On the use of coupled atmosphere-ocean-wave model for investigate air-sea interaction and ocean response to extreme Tropical-Like Cyclone “ROLF”

From 6 to 8 November 2011, a baroclinic wave moved from North Atlantic to Balearic Sea, produced a cut-off, at all altitudes, and developed into a Tropical-Like Cyclone (TLC) characterized by a deep-warm core. This TLC led to a mean sea level pressure minimum of about 987 hPa, 10 m wind speeds higher than 30 m/s around the eye, and very intense rainfall, especially in the Gulf of Lion and the surrounding areas, close to the mountain chains (floods in Genoa and Elba Island).

To explore in details the effect of the sea surface temperature on the TLC development, we employed the coupled modeling system COAWST, which consists of the following models: ROMS for the hydrodynamic part, WRF for the meteorological part and SWAN for the surface wave modeling, using a 5 km horizontal grid over all Mediterranean Sea.

COAWST was used with different configurations: Stand Alone (SA) approach using only the atmospheric part, atmosphere-ocean coupled mode (AO), and fully coupled version including also surface waves (AOW). Comparing the three runs, the effects of different simulations on the TLC trajectory are significant only in the later stage of the cyclone lifetime. On the other hand, wind intensity is higher in the SA case w.r.t. both coupled runs. When compared to case AO, winds are about 1 m/s larger, even though the spatial distribution is very similar (possibly because of the lower SST produced by case AO). Case AOW produces less intense winds than SA and AO case in the areas where the wave is most developed (differences are about 2-4 m/s), while winds are more intense nearby the cyclone’s eye. Moreover, the inclusion of the wave model (AOW) has implications in the water column, by increasing the mixing in the ocean, changing the depth of the ocean mixed layer along the track of the TLC, increasing the surface drag and the net heat fluxes from ocean to atmosphere, so that eventually SST in AOW run is colder than in AO.

It is observed that SST of the SA case is overestimated compared to the coupled cases, and in particular the best performances are observed using the fully coupled case, with the wave motion implementation. The best description of the SST impacts the cyclone intensity and the amount of precipitation at catchment scale. The vertical profiles show that wave induced mixing modifies the mixed layer structure and cools the water column, removing much of the SST (and Ocean Heat Content) anomaly present in the mixed layer.

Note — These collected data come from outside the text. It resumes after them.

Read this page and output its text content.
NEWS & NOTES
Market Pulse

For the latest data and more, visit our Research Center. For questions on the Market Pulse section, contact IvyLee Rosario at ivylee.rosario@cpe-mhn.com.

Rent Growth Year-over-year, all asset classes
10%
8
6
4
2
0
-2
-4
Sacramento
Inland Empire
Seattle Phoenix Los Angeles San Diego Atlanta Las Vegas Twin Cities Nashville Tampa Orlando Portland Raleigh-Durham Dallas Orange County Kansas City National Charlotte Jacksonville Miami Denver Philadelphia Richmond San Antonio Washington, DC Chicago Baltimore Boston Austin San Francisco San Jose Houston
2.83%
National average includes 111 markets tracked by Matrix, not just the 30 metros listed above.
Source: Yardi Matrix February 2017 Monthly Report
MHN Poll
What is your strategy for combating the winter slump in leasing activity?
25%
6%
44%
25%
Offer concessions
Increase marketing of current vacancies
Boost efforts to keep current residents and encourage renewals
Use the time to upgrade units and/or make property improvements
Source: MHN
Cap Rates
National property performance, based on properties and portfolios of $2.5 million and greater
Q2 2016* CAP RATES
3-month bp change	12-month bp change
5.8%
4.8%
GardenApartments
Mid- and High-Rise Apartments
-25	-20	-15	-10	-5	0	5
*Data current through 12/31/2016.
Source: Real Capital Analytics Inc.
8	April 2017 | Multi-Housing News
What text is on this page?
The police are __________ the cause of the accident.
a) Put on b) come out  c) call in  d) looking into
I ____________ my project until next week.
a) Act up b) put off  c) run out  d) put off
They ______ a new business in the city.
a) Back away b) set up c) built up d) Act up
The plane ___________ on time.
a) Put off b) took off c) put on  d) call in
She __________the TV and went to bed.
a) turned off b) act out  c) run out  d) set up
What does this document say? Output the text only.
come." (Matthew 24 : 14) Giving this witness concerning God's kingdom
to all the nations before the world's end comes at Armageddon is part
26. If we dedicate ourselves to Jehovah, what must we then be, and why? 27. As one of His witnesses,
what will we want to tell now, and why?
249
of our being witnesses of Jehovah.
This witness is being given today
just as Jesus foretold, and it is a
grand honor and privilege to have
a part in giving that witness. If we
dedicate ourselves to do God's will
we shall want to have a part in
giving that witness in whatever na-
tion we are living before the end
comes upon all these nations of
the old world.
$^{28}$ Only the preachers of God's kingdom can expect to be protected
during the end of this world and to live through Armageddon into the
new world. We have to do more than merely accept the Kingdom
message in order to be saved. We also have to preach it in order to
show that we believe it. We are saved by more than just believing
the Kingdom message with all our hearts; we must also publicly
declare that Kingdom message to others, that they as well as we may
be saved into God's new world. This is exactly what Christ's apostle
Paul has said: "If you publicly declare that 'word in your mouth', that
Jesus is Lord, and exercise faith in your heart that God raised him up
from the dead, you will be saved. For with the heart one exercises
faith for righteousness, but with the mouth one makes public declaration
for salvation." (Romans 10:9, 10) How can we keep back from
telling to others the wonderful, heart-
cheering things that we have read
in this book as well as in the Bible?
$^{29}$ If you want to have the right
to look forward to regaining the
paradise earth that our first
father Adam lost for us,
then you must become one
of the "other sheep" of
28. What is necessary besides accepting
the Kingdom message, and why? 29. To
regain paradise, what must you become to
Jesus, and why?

The date chosen for the run initialization appears important: an earlier initial condition allows to properly simulate the evolution of the cyclone from the cyclogenesis between the inclusion and setting-up of air sea interaction effect, through the coupled models.

Warming SST in the Mediterranean Sea induced by climate change might increase TLC frequency and/or intensity, potentially becoming more harmful for coastal populations and infrastractures. Fully coupled AOW models might be better suited for studying such aspects. 

Funding from the STO Office of Chief Scientist (907EUR30) is gratefully acknowledged.